Gigya specialises in getting widgets to customers and generating the hype that can help a widget stand out from the pack and gain a following among the hundreds of millions of social networkers around the world.

“It’s a bit of myth that widgets are inherently viral. What we offer is an incremental way of seeding a viral campaign,” Liza Hausman, Gigya’s marketing VP, told ClickZ. “Only a small handful of these things are so compelling that everybody shares them with their entire networks.”

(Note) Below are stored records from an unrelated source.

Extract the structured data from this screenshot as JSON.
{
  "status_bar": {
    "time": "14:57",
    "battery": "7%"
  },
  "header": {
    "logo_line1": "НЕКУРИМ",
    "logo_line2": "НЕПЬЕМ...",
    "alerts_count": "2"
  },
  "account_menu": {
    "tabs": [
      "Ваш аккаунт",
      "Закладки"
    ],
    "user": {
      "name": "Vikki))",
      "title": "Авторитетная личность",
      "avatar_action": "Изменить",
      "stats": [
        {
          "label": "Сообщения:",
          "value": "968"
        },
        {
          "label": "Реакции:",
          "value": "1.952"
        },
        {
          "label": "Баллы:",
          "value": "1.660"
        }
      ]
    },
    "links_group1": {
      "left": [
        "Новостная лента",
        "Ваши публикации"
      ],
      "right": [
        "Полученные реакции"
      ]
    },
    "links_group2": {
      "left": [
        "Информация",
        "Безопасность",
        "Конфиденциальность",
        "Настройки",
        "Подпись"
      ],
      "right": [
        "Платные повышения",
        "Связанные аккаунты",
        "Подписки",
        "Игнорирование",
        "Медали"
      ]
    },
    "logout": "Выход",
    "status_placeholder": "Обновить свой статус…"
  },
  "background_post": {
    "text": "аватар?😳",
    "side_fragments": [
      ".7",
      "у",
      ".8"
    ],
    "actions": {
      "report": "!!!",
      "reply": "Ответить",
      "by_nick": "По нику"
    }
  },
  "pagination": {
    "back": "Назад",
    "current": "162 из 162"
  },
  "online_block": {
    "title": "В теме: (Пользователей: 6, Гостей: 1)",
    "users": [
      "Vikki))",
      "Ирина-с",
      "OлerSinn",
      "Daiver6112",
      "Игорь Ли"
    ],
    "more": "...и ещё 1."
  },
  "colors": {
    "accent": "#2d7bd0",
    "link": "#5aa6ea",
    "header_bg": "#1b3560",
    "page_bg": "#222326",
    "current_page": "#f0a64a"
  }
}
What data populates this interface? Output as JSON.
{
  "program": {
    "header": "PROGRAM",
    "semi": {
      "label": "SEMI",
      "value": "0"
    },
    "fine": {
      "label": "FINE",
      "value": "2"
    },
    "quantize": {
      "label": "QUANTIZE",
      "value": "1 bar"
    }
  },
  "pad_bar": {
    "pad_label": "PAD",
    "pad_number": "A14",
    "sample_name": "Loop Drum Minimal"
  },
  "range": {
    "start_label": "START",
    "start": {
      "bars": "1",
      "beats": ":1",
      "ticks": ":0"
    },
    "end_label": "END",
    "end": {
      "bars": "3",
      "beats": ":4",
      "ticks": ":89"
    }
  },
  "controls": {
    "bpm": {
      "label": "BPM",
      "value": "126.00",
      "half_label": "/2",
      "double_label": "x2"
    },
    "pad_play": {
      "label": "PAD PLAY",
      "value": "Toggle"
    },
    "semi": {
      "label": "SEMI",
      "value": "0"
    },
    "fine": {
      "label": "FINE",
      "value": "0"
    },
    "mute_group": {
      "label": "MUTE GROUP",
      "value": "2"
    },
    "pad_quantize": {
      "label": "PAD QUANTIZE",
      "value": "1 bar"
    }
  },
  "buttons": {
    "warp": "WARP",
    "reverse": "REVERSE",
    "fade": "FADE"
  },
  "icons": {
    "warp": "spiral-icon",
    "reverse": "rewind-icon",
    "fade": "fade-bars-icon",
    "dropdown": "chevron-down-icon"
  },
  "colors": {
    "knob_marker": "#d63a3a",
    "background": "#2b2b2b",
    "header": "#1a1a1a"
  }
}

But the rise of widgets – also known as “apps” – is also creating a new problem in the social network world; widget clutter. Apparently people on sites such as Facebook are now finding that they have agreed to download so many apps on to their page that it is taking too long to load and becoming hard to navigate.

According to webpronews, Facebook is planning to introduce a new function that will help people get rid of unused apps. They can either tuck them away to an offscreen portion of their profile, or, if they are unused for an extended period, deleted.

On the Facebook developers blog, Julie Zhuo says: “We believe this change will allow users to interact with all of their applications in a more meaningful way. In addition to allowing the profile page to load faster, this means users will have an easy way to publicly acknowledge their favourite applications.”